The Empire State Building as seen from a helicopter.

Image Credits: Maremagnum/Corbis / Getty Images

Like many immigrants, the New York City skyline was one of the first sights young brothers Edi and Etrit Demaj took in when they arrived in the U.S. more than 20 years ago. The pair, along with their family, had fled violence in their native Kosovo, and they still remember the view as their plane flew overhead.

“The first building that we saw was the Empire State Building,” Etrit recalls.

The Demaj family soon settled in Detroit, where the brothers completed their education and started various companies, including their latest, Kode Labs, which integrates and automates various systems in commercial buildings — including the Empire State Building.

“That’s the American dream,” Etrit said.

When the Demaj brothers founded Kode in 2017, they sought to bring building management into the cloud era. They set about developing a suite of software that digests data from various internet-connected parts of a building’s operation, including air handlers, fire alarms, elevators, occupation sensors, EV chargers and more, and then controls them in a way that wrings efficiency out of the systems. Kode claims that it can talk with more than 130 different systems.

The brothers liken it to an OS that integrates building systems like a computer OS integrates various circuit boards.

“What we’re trying to do is bring in data and normalize it, index it, use that data to build applications on top of it to make the operating system more useful, to drive energy efficiency, while creating amazing experiences,” Edi told TechCrunch.

Commercial buildings might seem like clean neighbors, but they generate 16% of all carbon pollution in the U.S., according to the EPA. The way many are operated is not just environmentally damaging, it’s also fiscally unsound.

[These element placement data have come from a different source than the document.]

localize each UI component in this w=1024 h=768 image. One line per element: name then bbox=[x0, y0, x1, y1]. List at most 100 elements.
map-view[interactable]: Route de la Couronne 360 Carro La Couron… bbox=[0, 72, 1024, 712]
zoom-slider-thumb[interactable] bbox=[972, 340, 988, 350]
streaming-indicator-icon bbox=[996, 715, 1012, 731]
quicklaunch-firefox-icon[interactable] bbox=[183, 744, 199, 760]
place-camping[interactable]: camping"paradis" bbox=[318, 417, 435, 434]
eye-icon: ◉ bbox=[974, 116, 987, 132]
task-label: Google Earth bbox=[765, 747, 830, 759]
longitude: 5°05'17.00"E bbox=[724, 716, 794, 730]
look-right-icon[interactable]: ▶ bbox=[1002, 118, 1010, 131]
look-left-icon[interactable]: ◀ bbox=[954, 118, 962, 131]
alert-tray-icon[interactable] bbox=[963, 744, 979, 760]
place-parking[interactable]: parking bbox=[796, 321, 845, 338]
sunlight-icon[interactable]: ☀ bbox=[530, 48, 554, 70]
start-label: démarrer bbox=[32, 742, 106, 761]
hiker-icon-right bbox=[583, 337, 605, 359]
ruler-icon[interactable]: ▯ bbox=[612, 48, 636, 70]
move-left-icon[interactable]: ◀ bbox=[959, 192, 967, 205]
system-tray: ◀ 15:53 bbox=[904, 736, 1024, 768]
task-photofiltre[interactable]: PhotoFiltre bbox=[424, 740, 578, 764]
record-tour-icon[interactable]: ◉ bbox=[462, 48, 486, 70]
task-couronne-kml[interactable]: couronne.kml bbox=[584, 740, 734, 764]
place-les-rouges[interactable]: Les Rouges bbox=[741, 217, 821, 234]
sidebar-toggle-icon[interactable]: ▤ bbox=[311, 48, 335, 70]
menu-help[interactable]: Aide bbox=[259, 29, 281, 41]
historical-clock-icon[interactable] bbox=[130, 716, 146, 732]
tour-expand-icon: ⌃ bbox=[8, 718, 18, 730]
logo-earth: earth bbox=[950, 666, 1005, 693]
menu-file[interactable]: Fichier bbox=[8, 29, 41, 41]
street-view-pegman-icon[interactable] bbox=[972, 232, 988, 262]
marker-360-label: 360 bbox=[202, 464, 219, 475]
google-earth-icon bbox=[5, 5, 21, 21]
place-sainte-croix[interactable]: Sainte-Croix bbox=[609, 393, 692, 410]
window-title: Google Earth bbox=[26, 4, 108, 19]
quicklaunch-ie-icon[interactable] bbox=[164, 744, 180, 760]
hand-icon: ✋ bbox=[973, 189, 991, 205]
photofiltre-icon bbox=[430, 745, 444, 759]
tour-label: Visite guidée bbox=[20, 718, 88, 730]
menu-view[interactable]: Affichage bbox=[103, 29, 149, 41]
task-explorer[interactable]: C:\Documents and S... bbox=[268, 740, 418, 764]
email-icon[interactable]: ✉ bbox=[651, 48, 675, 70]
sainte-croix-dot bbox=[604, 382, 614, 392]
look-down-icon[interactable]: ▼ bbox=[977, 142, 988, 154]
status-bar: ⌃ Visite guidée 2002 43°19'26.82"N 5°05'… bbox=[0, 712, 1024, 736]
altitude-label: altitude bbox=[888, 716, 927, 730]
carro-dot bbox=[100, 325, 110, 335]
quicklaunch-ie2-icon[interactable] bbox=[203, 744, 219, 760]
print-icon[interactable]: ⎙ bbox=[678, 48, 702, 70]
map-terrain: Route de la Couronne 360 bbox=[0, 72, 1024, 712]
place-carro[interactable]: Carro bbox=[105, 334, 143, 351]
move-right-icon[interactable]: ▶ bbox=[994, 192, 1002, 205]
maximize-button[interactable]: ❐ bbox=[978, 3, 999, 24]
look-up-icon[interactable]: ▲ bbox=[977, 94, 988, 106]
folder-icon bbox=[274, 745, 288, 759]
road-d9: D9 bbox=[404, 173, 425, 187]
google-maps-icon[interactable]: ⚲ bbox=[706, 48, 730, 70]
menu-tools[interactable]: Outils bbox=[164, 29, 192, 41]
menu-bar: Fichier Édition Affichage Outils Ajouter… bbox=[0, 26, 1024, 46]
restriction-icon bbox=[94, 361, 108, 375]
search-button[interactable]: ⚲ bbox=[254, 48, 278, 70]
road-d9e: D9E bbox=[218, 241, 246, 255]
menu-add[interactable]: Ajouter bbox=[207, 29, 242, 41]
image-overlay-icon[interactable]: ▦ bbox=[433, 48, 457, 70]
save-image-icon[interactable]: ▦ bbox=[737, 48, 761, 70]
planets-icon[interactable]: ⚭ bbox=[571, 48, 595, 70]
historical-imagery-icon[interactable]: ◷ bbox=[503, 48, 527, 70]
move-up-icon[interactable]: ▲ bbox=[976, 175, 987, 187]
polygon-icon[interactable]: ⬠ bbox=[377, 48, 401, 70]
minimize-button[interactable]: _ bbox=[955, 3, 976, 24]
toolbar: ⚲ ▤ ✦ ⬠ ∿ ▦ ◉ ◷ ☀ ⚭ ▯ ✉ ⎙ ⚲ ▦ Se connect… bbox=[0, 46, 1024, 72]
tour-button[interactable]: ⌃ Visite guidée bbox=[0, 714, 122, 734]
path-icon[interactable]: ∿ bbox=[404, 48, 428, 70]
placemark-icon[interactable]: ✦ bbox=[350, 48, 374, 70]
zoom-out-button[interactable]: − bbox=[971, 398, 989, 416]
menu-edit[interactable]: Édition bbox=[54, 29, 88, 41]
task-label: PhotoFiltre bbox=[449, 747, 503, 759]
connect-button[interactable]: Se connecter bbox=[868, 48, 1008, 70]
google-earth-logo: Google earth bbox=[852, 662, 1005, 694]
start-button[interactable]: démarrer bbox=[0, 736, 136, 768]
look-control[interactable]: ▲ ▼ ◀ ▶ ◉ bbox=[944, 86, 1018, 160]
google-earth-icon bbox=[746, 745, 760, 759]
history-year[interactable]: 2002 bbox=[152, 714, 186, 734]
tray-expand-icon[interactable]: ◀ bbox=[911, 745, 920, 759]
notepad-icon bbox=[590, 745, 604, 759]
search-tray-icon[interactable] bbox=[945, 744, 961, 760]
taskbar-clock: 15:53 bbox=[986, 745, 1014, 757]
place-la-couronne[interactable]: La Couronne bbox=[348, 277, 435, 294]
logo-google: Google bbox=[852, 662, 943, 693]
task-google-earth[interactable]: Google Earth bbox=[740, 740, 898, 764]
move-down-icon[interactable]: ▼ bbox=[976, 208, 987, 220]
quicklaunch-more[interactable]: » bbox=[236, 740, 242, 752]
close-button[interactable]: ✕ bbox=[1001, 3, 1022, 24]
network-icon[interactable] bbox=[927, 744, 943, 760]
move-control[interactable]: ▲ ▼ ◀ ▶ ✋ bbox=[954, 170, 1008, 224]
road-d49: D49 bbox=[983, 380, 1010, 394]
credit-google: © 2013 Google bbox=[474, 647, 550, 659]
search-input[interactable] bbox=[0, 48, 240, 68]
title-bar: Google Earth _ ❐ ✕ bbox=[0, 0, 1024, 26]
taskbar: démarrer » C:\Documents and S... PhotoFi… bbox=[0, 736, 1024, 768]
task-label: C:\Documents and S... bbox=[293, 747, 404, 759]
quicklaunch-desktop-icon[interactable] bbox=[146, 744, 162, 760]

Today, commercial buildings are riddled with inefficiencies of the sort that automation could address. In the process, owners would not only stand to trim their carbon emissions, but save piles of cash. Between 2020 and 2050, global adoption of automation could cut carbon by 9.5 billion to 14 billion metric tons and save owners at least $2.3 trillion, according to Project Drawdown.

Kode has also developed a range of applications to run on its platform, allowing customers to monitor energy use, track carbon emissions and keep an eye on water consumption. Not only do these help keep a lid on costs, some of the data is necessary to comply with laws in various cities, including New York City, where Local Law 97 will require buildings over 25,000 square feet to cut their carbon emissions by 40% by the end of the decade.

“With all the goals and the laws in place in many different locations and areas, they have no choice but to continue going this route,” Etrit said.

Already, the company’s software is used by building managers and owners on five continents, and its customers include Fortune 100 companies and higher education institutions, Etrit said. The company has been profitable from day one, he added. Customer churn is “zero percent,” Edi said, and annual recurring revenue has grown 200% every year for the last three years.

Kode’s business model is similar to Salesforce’s, Edi said, with customers first paying an implementation fee that’s negotiated based on the size of the property portfolio and then paying recurring fees based on how many square feet are under management and the number of applications the customer chooses to use.

Kode has grown significantly since raising its $8 million Series A in 2022, with more than 40 employees in Detroit, 150 in Kosovo and a handful more in other countries.

Sensing an opportunity to grow quickly, Kode recently raised a $30 million Series B, TechCrunch has exclusively learned. The round was led by Maverix Private Equity with participation by I Squared Capital and Telus Ventures. The startup plans to use the funds to expand its app marketplace and further develop its use of AI to optimize building operations.